Wall Street stocks finished mostly higher Wednesday, shrugging off a batch of mostly weak economic data and comments from President Donald Trump that risked derailing a giant economic relief package.

Consumer confidence fell as incomes and spending declined, and new home sales slumped, according to government and private data.

Meanwhile, the outgoing president sharply criticized the $900 billion economic relief package and called for stimulus payments to be lifted to $2,000 from $600, raising the possibility he could veto the long-debated measure.

The Dow Jones Industrial Average gained 0.4 percent to 30,129.83.

The broad-based S&P 500 advanced 0.1 percent to 3,690.01, while the tech-rich Nasdaq Composite Index dropped 0.3 percent to 12,771.11.

Investors looked past the risk the stimulus bill could die and instead focused on the possibility of a richer package.

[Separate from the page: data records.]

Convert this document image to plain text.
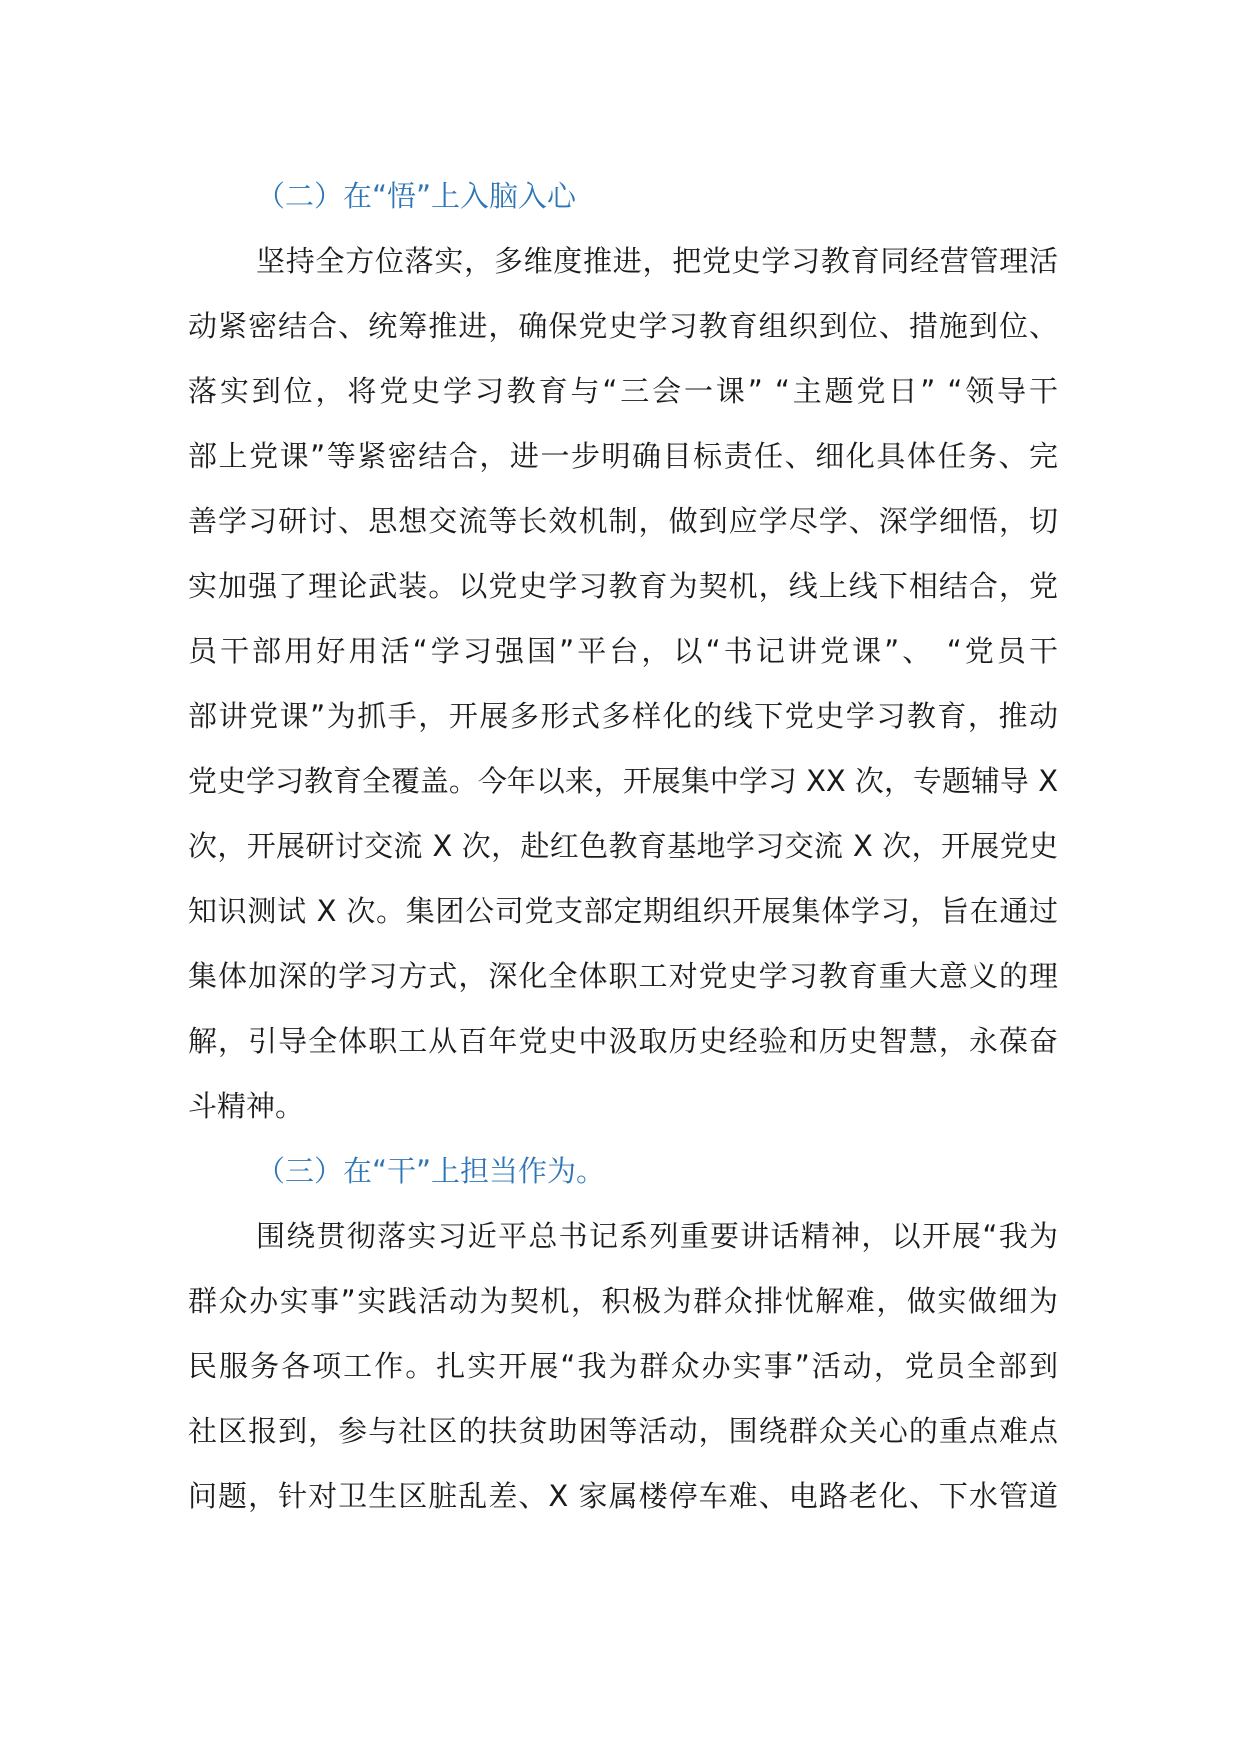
（二）在“悟”上入脑入心
坚持全方位落实，多维度推进，把党史学习教育同经营管理活
动紧密结合、统筹推进，确保党史学习教育组织到位、措施到位、
落实到位，将党史学习教育与“三会一课” “主题党日” “领导干
部上党课”等紧密结合，进一步明确目标责任、细化具体任务、完
善学习研讨、思想交流等长效机制，做到应学尽学、深学细悟，切
实加强了理论武装。以党史学习教育为契机，线上线下相结合，党
员干部用好用活“学习强国”平台，以“书记讲党课”、 “党员干
部讲党课”为抓手，开展多形式多样化的线下党史学习教育，推动
党史学习教育全覆盖。今年以来，开展集中学习 XX 次，专题辅导 X
次，开展研讨交流 X 次，赴红色教育基地学习交流 X 次，开展党史
知识测试 X 次。集团公司党支部定期组织开展集体学习，旨在通过
集体加深的学习方式，深化全体职工对党史学习教育重大意义的理
解，引导全体职工从百年党史中汲取历史经验和历史智慧，永葆奋
斗精神。
（三）在“干”上担当作为。
围绕贯彻落实习近平总书记系列重要讲话精神，以开展“我为
群众办实事”实践活动为契机，积极为群众排忧解难，做实做细为
民服务各项工作。扎实开展“我为群众办实事”活动，党员全部到
社区报到，参与社区的扶贫助困等活动，围绕群众关心的重点难点
问题，针对卫生区脏乱差、X 家属楼停车难、电路老化、下水管道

"If there's any change, it's to make the bill more stimulative," said Art Hogan, chief market strategist at National Securities, adding that after four years of watching Trump, markets are accustomed to "watching what he does not what he says."

"Nobody on either side of the aisle wants to go back without delivering something," Hogan said.

Analysts also cited a boost from the announcement that the US reached agreement to purchase an additional 100 million doses of the Pfizer/BioNTech vaccine against Covid-19.

Large banks were an especially buoyant sector, with JPMorgan Chase, Citigroup and Bank of America all winning more than two percent.

Among individual companies, Merck gained 0.4 percent after announcing that it had a supply agreement with the US government for initial doses to treat patients with serious Covid-19 symptoms with a new therapeutic.

But electric truck startup Nikola suffered another blow, losing 10.7 percent after it announced that a joint venture with Republic Services on refuse truck development fell apart. Republic Services fell 0.8 percent.